Canada

Ontario to build 'water excellence centre' in Walkerton

Ontario dedicates centre of water excellence in Walkerton, announced $50 million investment

The Ontario government will invest $50 million and help build what Premier Ernie Eves called a "reservoir of knowledge and expertise" of water safety where contaminated water killed seven people three years ago.

Eves was in Walkerton on Thursday to announce a Clean Water Centre of Excellence would be established there.

The centre, he said, will co-ordinate training programs in the drinking water field and promote public education on water quality issues.

Eves also announced the province would invest $50 million in the Walkerton legacy trust fund, which will support clean water research and development projects and the operation of the centre of excellence.

"Together the legacy trust and centre of excellence will provide access to the best scientific knowledge, research, technology and training to ensure that Ontario's drinking water is clean and safe in every community," Eves said.

They will "provide a reservoir of knowledge and expertise for ensuring that Ontario's drinking water is the safest of anywhere in the world," he said.

In May 2000, Walkerton's water supply was contaminated when heavy rain washed animal waste from an area farm into a town well.

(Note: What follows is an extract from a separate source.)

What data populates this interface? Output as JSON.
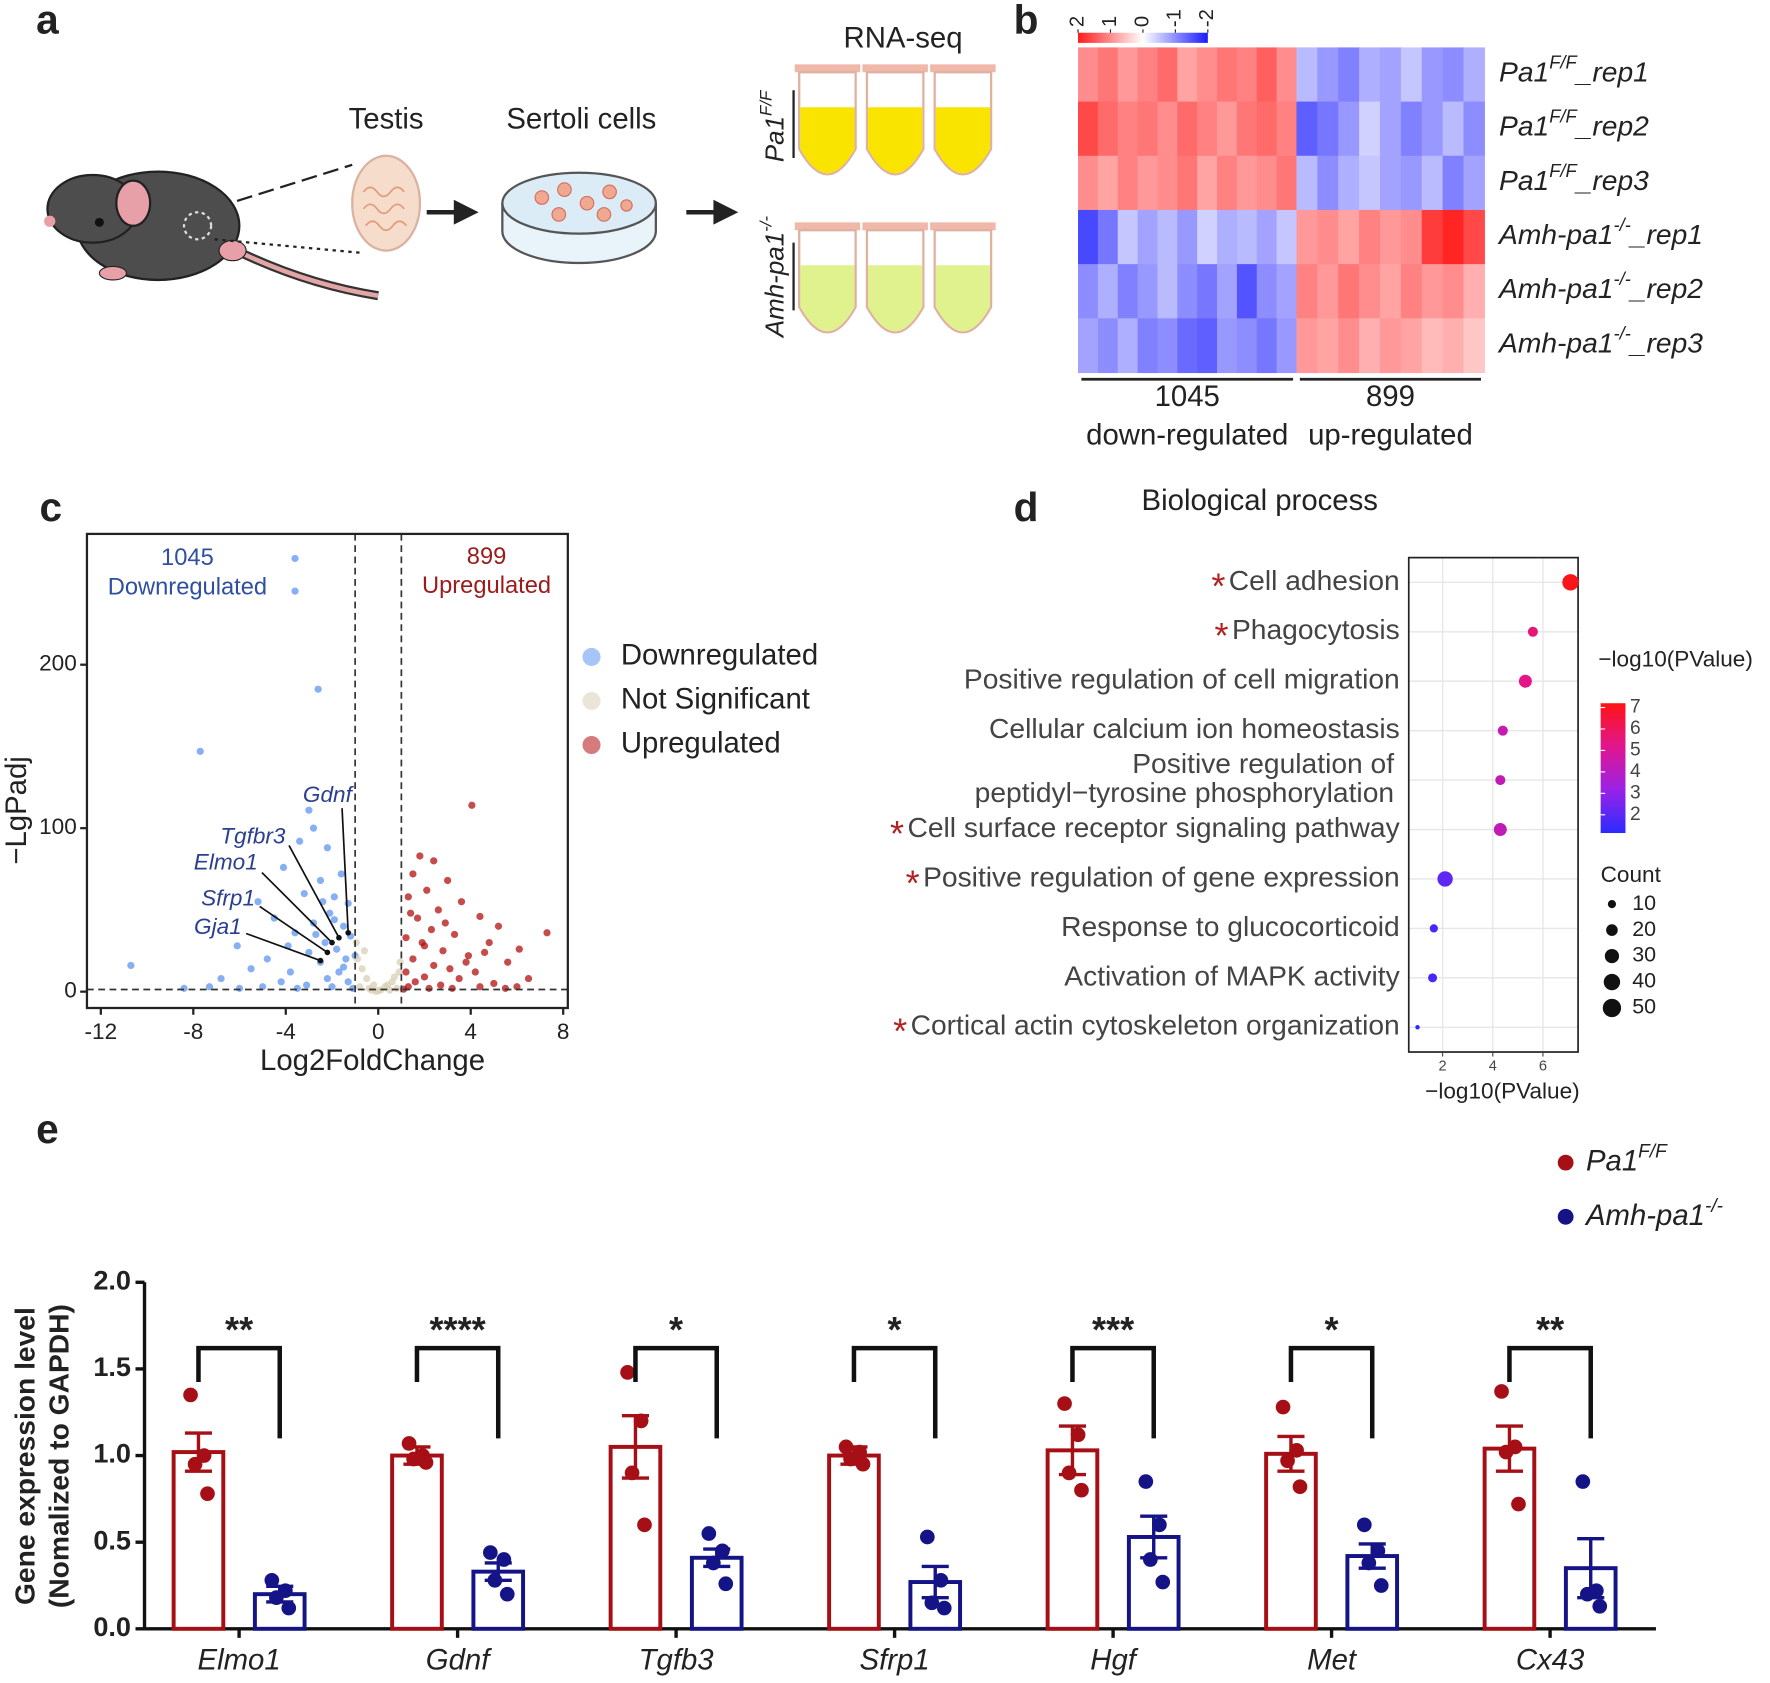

Seven people died and 2,500 were made sick by a deadly strain of E. coli bacteria.

Justice Dennis O'Connor led an inquiry into the tragedy, and made 121 recommendations for making the water supply safer.

Eves said his government accepted O'Connor's report in its entirety and was working to implement its recommendations.

Critics doubt government's commitment

Some don't agree that the Conservative government is doing enough.

Bruce Davidson of Concerned Citizens of Walkerton told CBC Newsworld that the government needs to help farmers manage their waste materials, and needs to spend more money.

The first step in ensuring the water supply is safe is to protect the watershed, Davidson said.

"In fact, the province is not prepared to commit the dollars to see that through," he said.

"We have great concerns about the strength of their commitment."